The building became the home of the Metropolitan Borough of Greenwich when it was formed in 1900. After it became inadequate for the council's needs, civic leaders decided to build a new town hall on Royal Hill and relocated there in 1939. A room in the old town hall was allocated for use by the Local Defence Volunteers during the Second World War.
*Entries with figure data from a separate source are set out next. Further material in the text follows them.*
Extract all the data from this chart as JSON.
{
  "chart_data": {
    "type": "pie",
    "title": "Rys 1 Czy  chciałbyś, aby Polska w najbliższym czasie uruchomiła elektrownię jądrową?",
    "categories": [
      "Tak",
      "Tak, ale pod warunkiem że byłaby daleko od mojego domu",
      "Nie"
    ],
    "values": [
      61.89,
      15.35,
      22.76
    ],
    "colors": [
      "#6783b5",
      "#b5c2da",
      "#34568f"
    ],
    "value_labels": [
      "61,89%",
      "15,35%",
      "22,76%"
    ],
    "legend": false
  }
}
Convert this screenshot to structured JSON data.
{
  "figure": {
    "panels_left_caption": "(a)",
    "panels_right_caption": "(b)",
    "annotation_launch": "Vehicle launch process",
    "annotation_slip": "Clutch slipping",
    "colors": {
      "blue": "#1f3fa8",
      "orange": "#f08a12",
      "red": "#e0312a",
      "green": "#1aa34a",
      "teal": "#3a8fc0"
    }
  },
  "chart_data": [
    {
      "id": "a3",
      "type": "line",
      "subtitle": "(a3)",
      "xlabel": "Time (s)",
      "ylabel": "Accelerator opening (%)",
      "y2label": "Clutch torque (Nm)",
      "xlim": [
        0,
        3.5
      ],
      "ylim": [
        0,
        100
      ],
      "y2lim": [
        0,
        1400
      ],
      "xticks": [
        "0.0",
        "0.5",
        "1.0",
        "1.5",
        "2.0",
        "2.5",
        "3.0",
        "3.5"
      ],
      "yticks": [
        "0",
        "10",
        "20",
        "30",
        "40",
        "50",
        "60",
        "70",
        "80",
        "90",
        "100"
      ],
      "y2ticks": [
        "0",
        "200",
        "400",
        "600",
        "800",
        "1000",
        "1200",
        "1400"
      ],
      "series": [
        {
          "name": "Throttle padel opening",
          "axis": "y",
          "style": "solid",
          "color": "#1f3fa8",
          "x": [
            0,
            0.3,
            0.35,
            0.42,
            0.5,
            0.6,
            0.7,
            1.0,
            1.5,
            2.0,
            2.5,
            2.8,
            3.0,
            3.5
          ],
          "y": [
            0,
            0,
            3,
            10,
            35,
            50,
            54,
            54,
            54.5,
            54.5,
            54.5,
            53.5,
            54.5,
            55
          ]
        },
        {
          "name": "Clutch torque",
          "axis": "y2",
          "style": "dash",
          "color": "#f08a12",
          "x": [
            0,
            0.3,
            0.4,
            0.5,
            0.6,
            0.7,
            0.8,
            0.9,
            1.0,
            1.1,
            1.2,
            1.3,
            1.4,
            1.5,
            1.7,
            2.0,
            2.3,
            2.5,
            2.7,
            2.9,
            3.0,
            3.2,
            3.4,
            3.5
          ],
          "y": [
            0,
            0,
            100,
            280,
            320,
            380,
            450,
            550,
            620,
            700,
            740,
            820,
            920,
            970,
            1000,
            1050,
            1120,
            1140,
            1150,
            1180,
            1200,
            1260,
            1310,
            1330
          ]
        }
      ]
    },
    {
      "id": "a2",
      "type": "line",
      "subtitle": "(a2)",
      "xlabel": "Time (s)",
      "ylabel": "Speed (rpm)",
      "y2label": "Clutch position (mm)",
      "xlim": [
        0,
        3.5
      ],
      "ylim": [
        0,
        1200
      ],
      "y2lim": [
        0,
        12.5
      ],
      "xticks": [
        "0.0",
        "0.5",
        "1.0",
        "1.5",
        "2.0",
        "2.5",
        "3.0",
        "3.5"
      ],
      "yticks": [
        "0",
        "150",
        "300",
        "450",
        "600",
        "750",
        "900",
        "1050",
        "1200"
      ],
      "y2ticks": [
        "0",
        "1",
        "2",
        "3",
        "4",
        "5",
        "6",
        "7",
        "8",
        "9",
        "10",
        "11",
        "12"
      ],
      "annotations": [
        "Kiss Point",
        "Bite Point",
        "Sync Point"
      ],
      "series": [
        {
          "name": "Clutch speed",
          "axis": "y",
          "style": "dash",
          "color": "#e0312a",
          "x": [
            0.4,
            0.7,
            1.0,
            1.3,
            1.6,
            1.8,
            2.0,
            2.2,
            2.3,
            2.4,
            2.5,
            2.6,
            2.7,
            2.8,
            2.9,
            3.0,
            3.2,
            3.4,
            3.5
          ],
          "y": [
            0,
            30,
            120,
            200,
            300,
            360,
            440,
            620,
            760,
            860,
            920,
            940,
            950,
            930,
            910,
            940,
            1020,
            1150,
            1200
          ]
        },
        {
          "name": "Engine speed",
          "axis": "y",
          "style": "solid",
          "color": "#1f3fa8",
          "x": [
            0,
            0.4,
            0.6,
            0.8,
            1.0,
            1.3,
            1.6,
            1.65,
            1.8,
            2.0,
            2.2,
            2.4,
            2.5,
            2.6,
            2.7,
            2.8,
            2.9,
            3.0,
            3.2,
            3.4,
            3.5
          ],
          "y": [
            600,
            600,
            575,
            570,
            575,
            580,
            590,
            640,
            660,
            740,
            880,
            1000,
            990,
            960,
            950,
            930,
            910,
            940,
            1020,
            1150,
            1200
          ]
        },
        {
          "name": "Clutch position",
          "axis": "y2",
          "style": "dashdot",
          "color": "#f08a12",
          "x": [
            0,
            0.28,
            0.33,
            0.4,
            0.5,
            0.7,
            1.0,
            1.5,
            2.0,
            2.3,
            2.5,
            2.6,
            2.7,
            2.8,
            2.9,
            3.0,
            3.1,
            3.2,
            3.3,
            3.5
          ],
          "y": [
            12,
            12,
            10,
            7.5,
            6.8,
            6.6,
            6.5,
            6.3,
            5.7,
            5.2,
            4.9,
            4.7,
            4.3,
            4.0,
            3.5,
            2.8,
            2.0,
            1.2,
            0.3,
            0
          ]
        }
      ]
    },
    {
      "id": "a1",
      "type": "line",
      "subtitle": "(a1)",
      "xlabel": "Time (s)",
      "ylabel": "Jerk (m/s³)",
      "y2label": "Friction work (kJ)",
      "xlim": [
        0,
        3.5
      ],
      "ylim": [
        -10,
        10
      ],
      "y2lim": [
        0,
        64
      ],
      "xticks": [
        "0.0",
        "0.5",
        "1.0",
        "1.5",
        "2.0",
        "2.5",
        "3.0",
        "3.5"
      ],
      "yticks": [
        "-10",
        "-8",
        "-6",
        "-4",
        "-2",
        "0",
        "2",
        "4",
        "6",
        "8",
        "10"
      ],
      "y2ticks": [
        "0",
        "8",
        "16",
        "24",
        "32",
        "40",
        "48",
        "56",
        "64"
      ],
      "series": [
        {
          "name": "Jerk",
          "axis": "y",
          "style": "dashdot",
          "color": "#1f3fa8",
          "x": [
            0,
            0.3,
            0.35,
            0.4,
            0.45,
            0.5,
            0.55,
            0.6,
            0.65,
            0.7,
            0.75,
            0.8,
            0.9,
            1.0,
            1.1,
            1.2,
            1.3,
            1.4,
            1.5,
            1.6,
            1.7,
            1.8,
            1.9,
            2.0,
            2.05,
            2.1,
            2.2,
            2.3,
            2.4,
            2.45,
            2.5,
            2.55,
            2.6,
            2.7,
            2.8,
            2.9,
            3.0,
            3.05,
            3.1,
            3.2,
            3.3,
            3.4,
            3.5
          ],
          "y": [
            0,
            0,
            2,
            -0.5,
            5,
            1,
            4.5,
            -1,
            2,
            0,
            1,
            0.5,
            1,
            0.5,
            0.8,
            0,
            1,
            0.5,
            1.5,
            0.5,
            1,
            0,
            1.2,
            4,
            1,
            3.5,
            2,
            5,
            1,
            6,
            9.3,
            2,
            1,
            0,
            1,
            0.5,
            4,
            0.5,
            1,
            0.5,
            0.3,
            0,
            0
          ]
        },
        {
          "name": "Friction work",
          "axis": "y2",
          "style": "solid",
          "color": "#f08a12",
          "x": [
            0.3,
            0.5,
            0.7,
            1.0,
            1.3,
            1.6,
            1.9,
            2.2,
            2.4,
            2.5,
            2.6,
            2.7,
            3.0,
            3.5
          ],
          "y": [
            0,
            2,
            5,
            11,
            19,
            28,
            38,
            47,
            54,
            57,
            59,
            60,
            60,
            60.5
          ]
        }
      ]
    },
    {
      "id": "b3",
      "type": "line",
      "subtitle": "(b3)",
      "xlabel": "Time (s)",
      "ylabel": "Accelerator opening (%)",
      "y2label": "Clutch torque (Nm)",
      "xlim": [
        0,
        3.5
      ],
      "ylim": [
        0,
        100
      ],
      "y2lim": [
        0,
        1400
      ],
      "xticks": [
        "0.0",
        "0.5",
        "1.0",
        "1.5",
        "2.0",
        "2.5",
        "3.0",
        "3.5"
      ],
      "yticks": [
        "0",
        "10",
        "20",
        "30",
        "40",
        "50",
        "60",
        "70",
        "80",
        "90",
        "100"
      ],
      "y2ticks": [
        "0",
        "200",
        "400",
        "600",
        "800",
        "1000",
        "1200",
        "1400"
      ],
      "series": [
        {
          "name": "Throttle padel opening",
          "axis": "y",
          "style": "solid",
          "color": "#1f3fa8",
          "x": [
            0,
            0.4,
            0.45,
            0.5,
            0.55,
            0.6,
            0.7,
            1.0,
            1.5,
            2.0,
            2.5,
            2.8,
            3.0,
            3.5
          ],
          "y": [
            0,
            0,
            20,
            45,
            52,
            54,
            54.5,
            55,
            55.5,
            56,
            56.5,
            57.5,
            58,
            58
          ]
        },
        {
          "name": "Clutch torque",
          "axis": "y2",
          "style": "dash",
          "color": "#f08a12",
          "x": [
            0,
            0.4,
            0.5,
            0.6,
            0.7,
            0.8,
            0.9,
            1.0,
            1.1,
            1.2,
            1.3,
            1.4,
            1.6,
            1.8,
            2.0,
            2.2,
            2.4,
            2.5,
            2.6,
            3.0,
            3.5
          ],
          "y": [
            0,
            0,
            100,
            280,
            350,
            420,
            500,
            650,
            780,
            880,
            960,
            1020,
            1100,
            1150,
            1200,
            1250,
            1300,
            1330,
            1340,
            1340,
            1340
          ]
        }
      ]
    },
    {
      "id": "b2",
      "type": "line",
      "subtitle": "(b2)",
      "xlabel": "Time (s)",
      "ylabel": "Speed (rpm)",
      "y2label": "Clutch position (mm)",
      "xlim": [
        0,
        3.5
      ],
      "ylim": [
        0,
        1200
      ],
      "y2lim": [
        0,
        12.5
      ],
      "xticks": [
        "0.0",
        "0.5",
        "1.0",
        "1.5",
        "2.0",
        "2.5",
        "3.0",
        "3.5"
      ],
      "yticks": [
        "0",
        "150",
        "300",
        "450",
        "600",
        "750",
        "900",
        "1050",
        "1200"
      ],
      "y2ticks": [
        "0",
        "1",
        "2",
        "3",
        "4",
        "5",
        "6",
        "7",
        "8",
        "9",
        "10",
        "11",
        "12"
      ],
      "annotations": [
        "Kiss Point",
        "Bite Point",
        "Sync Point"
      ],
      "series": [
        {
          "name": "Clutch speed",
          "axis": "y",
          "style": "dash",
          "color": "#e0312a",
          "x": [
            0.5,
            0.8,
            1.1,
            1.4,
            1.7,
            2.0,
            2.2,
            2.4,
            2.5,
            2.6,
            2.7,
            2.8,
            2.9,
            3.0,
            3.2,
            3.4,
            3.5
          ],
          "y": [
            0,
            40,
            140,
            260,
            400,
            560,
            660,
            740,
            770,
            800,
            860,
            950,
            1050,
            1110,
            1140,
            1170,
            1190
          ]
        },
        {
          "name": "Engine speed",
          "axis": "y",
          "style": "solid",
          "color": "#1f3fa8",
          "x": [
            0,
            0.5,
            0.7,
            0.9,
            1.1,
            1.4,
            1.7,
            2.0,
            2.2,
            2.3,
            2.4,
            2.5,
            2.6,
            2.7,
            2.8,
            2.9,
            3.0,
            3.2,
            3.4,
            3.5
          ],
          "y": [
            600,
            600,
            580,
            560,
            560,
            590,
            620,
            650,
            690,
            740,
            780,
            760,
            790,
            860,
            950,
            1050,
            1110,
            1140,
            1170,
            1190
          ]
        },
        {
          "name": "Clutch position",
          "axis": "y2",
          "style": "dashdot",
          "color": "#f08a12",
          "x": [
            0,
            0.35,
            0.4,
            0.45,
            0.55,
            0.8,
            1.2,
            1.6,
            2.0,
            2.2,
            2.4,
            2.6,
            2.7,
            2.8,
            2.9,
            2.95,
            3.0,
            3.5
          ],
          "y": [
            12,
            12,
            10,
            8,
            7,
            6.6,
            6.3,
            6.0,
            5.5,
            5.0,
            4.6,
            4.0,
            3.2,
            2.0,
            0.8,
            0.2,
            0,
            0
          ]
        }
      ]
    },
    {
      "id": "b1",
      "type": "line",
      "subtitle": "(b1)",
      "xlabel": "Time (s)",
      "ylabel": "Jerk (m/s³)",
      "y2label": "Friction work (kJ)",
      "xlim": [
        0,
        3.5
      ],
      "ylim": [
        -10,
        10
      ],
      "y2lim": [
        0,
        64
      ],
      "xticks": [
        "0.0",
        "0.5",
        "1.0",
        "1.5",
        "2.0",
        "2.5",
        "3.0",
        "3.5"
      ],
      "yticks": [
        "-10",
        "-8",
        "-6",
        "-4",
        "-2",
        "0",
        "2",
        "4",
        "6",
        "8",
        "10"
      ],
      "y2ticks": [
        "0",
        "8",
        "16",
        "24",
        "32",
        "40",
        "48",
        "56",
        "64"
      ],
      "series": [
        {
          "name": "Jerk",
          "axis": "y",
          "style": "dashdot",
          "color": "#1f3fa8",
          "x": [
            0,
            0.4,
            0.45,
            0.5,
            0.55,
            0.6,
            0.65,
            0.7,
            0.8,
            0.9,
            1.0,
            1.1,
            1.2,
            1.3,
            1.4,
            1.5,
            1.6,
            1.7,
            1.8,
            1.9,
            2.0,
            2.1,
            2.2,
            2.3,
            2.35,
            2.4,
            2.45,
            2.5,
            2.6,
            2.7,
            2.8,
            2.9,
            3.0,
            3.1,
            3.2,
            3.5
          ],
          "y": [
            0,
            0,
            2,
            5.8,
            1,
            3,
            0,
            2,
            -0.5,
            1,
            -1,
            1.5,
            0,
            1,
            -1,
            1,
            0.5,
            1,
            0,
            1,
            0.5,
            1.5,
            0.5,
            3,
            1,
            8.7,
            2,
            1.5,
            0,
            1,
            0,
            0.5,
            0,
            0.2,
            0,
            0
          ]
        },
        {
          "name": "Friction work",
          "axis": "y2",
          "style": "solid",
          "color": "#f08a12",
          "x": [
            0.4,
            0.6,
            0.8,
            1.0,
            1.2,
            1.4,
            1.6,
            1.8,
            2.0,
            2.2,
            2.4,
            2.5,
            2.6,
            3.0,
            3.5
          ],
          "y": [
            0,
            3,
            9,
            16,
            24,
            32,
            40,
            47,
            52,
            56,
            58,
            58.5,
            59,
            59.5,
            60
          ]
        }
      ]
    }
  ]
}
On 12 July 1944, the building was badly damaged by a V-1 flying bomb, which destroyed many of the terraced houses on the site to the immediate west of the building.

After the war, part of the building was occupied by the local Housing Department and another part was occupied by the Ministry of Works. The building became a community centre in 1955, offering "meals on wheels" and other services from 1957, and being renamed West Greenwich House in 1958. It was transferred from council management to community management in January 1994, and has subsequently continued to be used as venue for the provision of music and other classes.